Turkey’s decision to set up a new sovereign wealth fund adds to mounting concerns about a weakening of the checks and balances that constrain government policymaking, according to senior asset managers. The fund, established in August 2016, now owns many key public assets, which it plans to use to grow and stabilise the Turkish economy. Those assets, including a 100% stake in Ziraat Bank, and a 51.1% stake in Halkbank, may now be used as collateral for Turkey’s major infrastructure projects.

According to Oliver Weeks, chief economist at Emso Asset, establishing an SWF made no sense for a country running fiscal and current account deficits. “It is unclear what the role of this fund is,” he said. “It makes their stance on fiscal policy a lot less clear, and how state-owned enterprises will be managed going forward.”

The fund has an initial target of $200bn. It will maintain the legal status of the banks and be governed under the Santiago Principles which are the accepted principles and practices of members of the International Forum of Sovereign Wealth Funds.

Following the constitutional referendum that will increase Turkey’s president Recep Tayyip Erdogan’s executive powers by 2019, some see this as part of a worrying trend.

Tim Ash, EM strategist at BlueBay Asset Management, said he was “not very enthusiastic” about the fund. “It doesn’t change the ownership [of the entities] but will we see cannibalisation of management? It probably weakens them.”

POLITICAL TOOL?

Following the government’s victory in the recent constitutional referendum, some analysts argue that Erdogan will turn his attention to addressing Turkey’s deteriorating economy.
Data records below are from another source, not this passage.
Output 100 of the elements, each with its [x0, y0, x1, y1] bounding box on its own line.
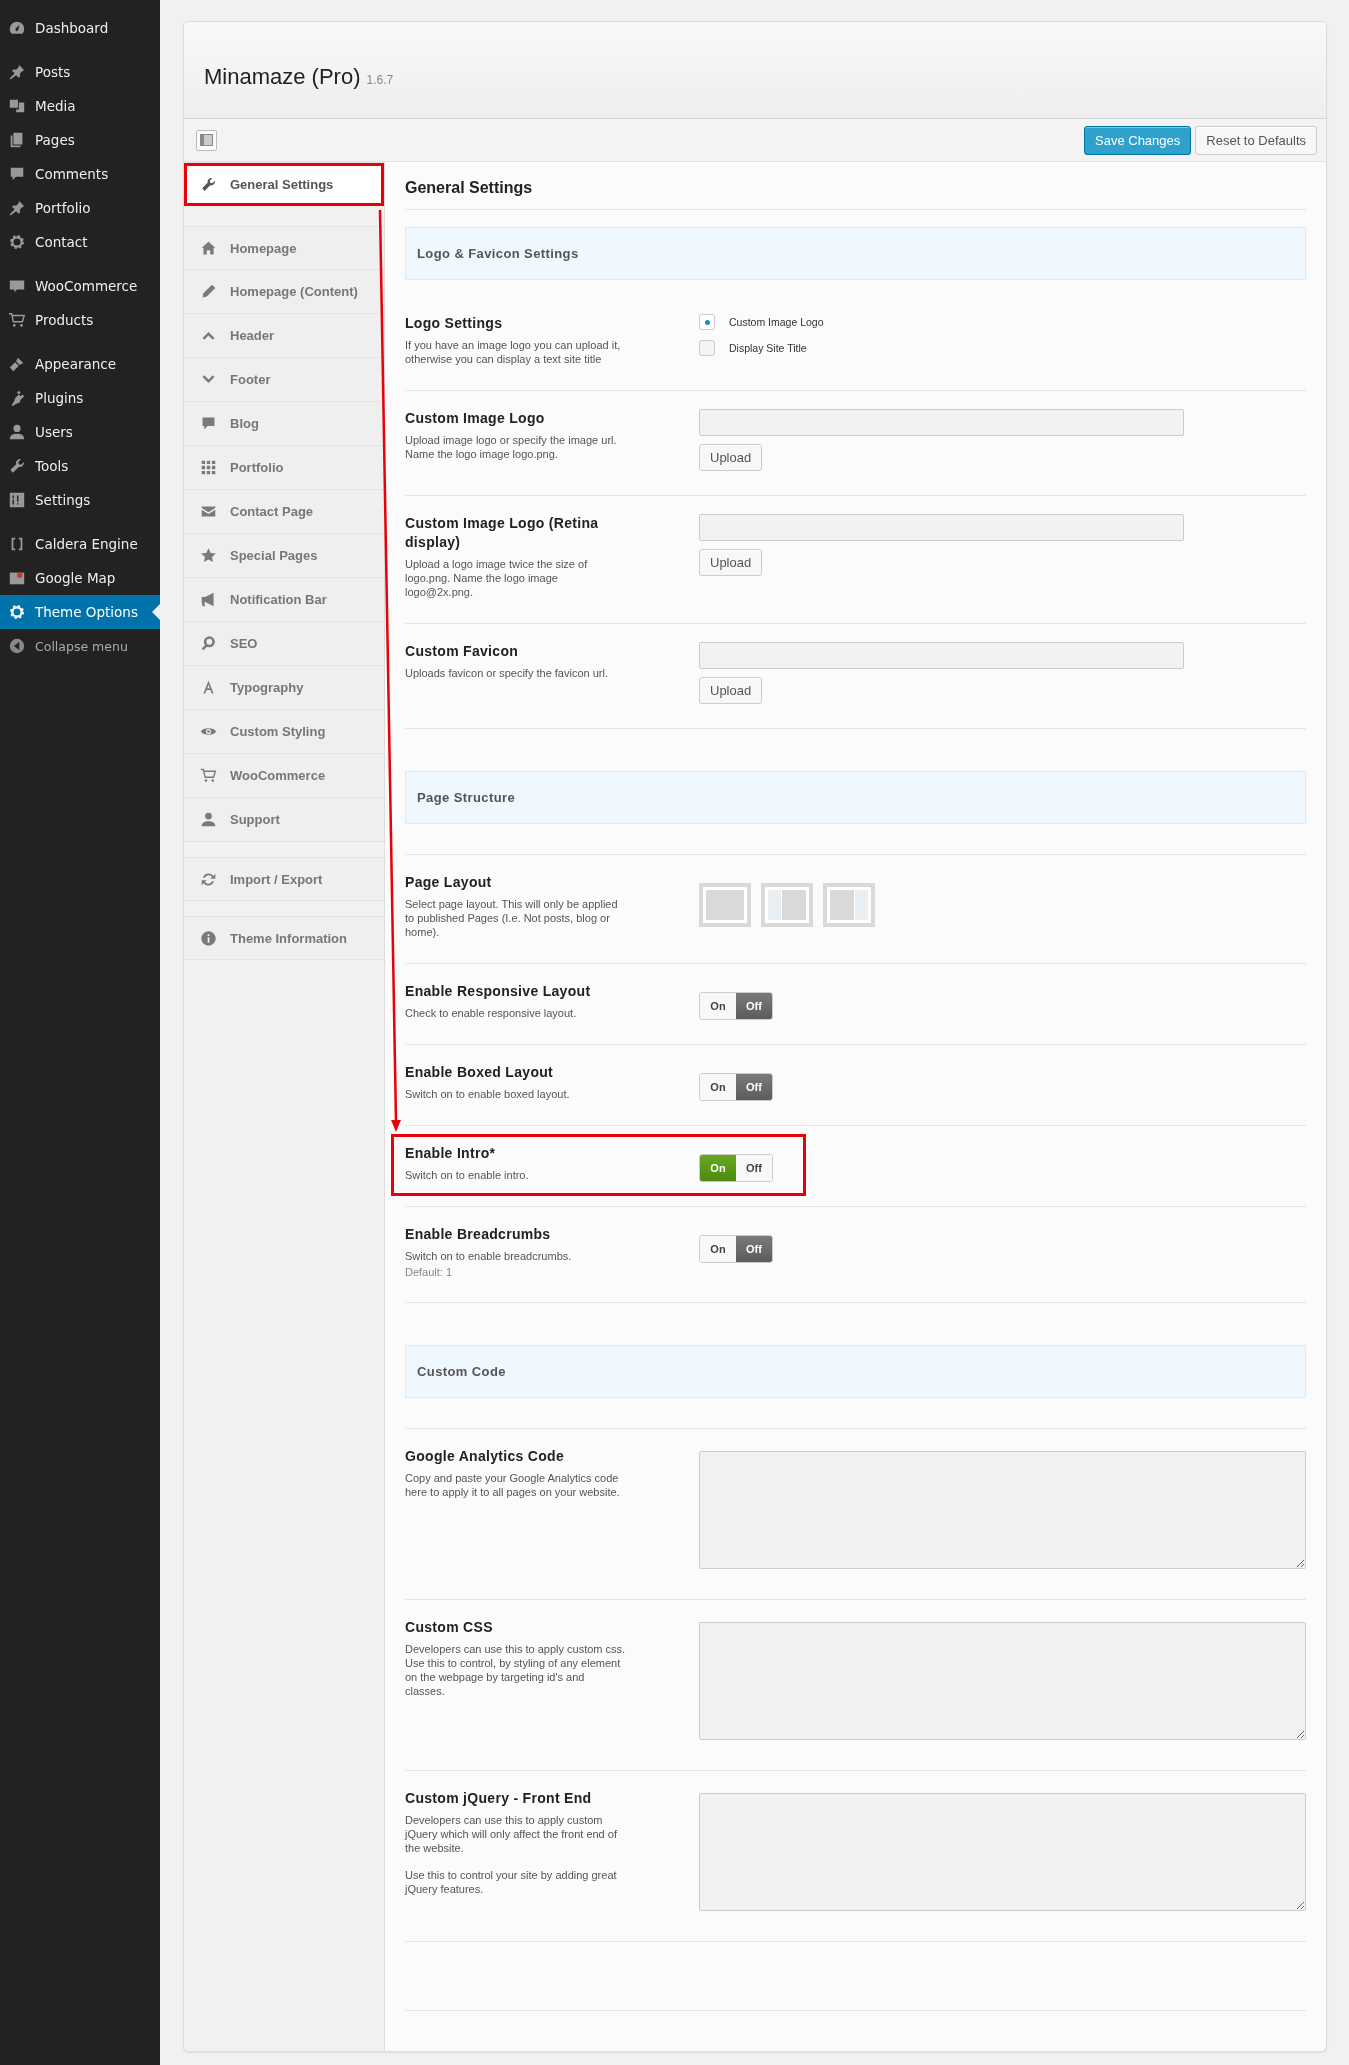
- settings-icon: [8, 233, 26, 251]
- collapse-menu-button[interactable]: Collapse menu: [0, 629, 160, 663]
- field-description: Use this to control your site by adding great jQuery features.: [405, 1868, 618, 1896]
- pencil-icon: [200, 283, 217, 300]
- expand-button[interactable]: [196, 129, 217, 151]
- version-label: 1.6.7: [366, 73, 394, 87]
- admin-menu-item[interactable]: WooCommerce: [0, 269, 160, 303]
- admin-menu-item[interactable]: Users: [0, 415, 160, 449]
- url-field[interactable]: [699, 409, 1184, 436]
- settings-nav-item[interactable]: General Settings: [184, 162, 384, 206]
- speech-bubble-icon: [200, 415, 217, 432]
- field-title: Custom jQuery - Front End: [405, 1789, 593, 1808]
- envelope-icon: [200, 503, 217, 520]
- admin-menu-item[interactable]: Settings: [0, 483, 160, 517]
- field-title: Enable Boxed Layout: [405, 1063, 555, 1082]
- field-description: Check to enable responsive layout.: [405, 1006, 578, 1020]
- admin-menu-item[interactable]: Portfolio: [0, 191, 160, 225]
- field-title: Logo Settings: [405, 314, 504, 333]
- layout-icon: [200, 134, 213, 146]
- field-title: Custom CSS: [405, 1618, 494, 1637]
- field-description: Switch on to enable breadcrumbs.: [405, 1249, 573, 1263]
- pin-icon: [8, 199, 26, 217]
- group-heading: Logo & Favicon Settings: [405, 227, 1306, 280]
- on-off-switch[interactable]: On Off: [699, 992, 773, 1020]
- settings-icon: [8, 603, 26, 621]
- field-description: Upload a logo image twice the size of logo.png. Name the logo image logo@2x.png.: [405, 557, 589, 599]
- wrench-icon: [200, 176, 217, 193]
- radio-button[interactable]: [699, 314, 715, 330]
- settings-nav-item[interactable]: Import / Export: [184, 857, 384, 901]
- dashboard-icon: [8, 19, 26, 37]
- admin-menu-item[interactable]: Appearance: [0, 347, 160, 381]
- on-off-switch[interactable]: On Off: [699, 1154, 773, 1182]
- home-icon: [200, 239, 217, 257]
- layout-thumbnail[interactable]: [699, 883, 751, 927]
- reset-button[interactable]: Reset to Defaults: [1195, 125, 1317, 155]
- admin-menu-item[interactable]: Comments: [0, 157, 160, 191]
- url-field[interactable]: [699, 514, 1184, 541]
- upload-button[interactable]: Upload: [699, 444, 763, 471]
- field-description: Uploads favicon or specify the favicon url.: [405, 666, 609, 680]
- field-title: Google Analytics Code: [405, 1447, 566, 1466]
- on-off-switch[interactable]: On Off: [699, 1073, 773, 1101]
- field-description: Select page layout. This will only be applied to published Pages (I.e. Not posts, blog or home).: [405, 897, 619, 939]
- field-description: Upload image logo or specify the image url. Name the logo image logo.png.: [405, 433, 618, 461]
- pin-icon: [8, 63, 26, 81]
- cart-icon: [200, 767, 217, 784]
- field-title: Page Layout: [405, 873, 493, 892]
- field-description: Developers can use this to apply custom css. Use this to control, by styling of any element on the webpage by targeting id's and classes.: [405, 1642, 627, 1698]
- user-icon: [200, 811, 217, 828]
- field-description: Switch on to enable boxed layout.: [405, 1087, 571, 1101]
- admin-menu-item[interactable]: Theme Options: [0, 595, 160, 629]
- admin-menu-item[interactable]: Media: [0, 89, 160, 123]
- admin-menu-item[interactable]: Tools: [0, 449, 160, 483]
- brush-icon: [8, 355, 26, 373]
- code-field[interactable]: [699, 1622, 1306, 1740]
- admin-menu-item[interactable]: Plugins: [0, 381, 160, 415]
- field-title: Enable Intro*: [405, 1144, 497, 1163]
- on-off-switch[interactable]: On Off: [699, 1235, 773, 1263]
- upload-button[interactable]: Upload: [699, 677, 763, 704]
- megaphone-icon: [200, 591, 217, 608]
- group-heading: Page Structure: [405, 771, 1306, 824]
- field-description: Switch on to enable intro.: [405, 1168, 530, 1182]
- admin-menu-item[interactable]: Google Map: [0, 561, 160, 595]
- star-icon: [200, 547, 217, 564]
- media-icon: [8, 97, 26, 115]
- field-title: Enable Responsive Layout: [405, 982, 592, 1001]
- cart-icon: [8, 311, 26, 329]
- sliders-icon: [8, 491, 26, 509]
- admin-menu-item[interactable]: Caldera Engine: [0, 527, 160, 561]
- admin-menu-item[interactable]: Contact: [0, 225, 160, 259]
- user-icon: [8, 423, 26, 441]
- field-title: Custom Favicon: [405, 642, 520, 661]
- refresh-icon: [200, 870, 217, 888]
- layout-thumbnail[interactable]: [761, 883, 813, 927]
- option-label: Custom Image Logo: [729, 316, 824, 328]
- default-note: Default: 1: [405, 1266, 454, 1278]
- code-field[interactable]: [699, 1793, 1306, 1911]
- section-heading: General Settings: [405, 162, 1306, 210]
- admin-menu-item[interactable]: Dashboard: [0, 11, 160, 45]
- code-field[interactable]: [699, 1451, 1306, 1569]
- field-description: Copy and paste your Google Analytics code here to apply it to all pages on your website.: [405, 1471, 621, 1499]
- admin-menu-item[interactable]: Pages: [0, 123, 160, 157]
- settings-nav-item[interactable]: Theme Information: [184, 916, 384, 960]
- admin-menu-item[interactable]: Products: [0, 303, 160, 337]
- field-title: Custom Image Logo: [405, 409, 546, 428]
- wrench-icon: [8, 457, 26, 475]
- settings-nav-item[interactable]: Homepage: [184, 226, 384, 270]
- radio-button[interactable]: [699, 340, 715, 356]
- grid-icon: [200, 459, 217, 476]
- field-description: If you have an image logo you can upload it, otherwise you can display a text site title: [405, 338, 622, 366]
- pointer-icon: [152, 604, 160, 620]
- group-heading: Custom Code: [405, 1345, 1306, 1398]
- upload-button[interactable]: Upload: [699, 549, 763, 576]
- panel-title: Minamaze (Pro): [204, 64, 361, 90]
- admin-menu-item[interactable]: Posts: [0, 55, 160, 89]
- option-label: Display Site Title: [729, 342, 807, 354]
- info-icon: [200, 929, 217, 947]
- layout-thumbnail[interactable]: [823, 883, 875, 927]
- field-description: Developers can use this to apply custom jQuery which will only affect the front end of the website.: [405, 1813, 618, 1855]
- field-title: Custom Image Logo (Retina display): [405, 514, 600, 552]
- url-field[interactable]: [699, 642, 1184, 669]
But to others, the extension of Erdogan’s powers will weaken checks and balances and allow him to tighten his grip on Turkey’s institutions, and the SWF is evidence of this.

“The cynical explanation is that the fund will not be subject to the usual audits by the court of accounts,” said one EM economist. “They have said they plan to have a role in stabilising the FX, bond and equity markets, which is worrying.”

Many in the market were concerned the fund would be used predominantly as a political tool, rather than one that promoted growth.

Viktor Szabo, senior investment manager at Aberdeen Asset Management agreed. “It is a surprising beast, given that SWFs are created to invest assets from commodities for example,” he said. “Will there be transparency? No, given the way Turkey operates nowadays I don’t think that will be the case. It seems to be a fund with multiple objectives and murky funding.”

While the fund’s stated aim is to invest in infrastructure projects — funding for which is much needed — investors are sceptical of the structure. “Probably better to call it a sovereign leverage fund, than a sovereign wealth fund,” said Carmen Altenkirch, sovereign analyst at Axa Investment Managers in London.

“We will watch very carefully just how much debt this new fund accumulates and how economically viable the projects are it chooses to invest in. The risk is that projects are chosen for political rather than economic reasons.”

The EBRD is supportive, however. “We have lots of positive experience working with sovereign wealth funds,” says EBRD managing director for Turkey, Jean-Patrick Marquet. “With the newly established Turkish Asset Fund, we also see scope for constructive co-operation in several areas.”

A DCM banker at a European investment bank said the fund fitted into the broader trend of SWF and development bank creation. “They are being expanded across the EM world. It is what Saudi is doing, and what Poland is doing with the PFR development bank.”

But Aberdeen’s Szabo disagreed. “It is a totally different story,” he said. “I don’t know why they aren’t using a traditional development bank model in that case.”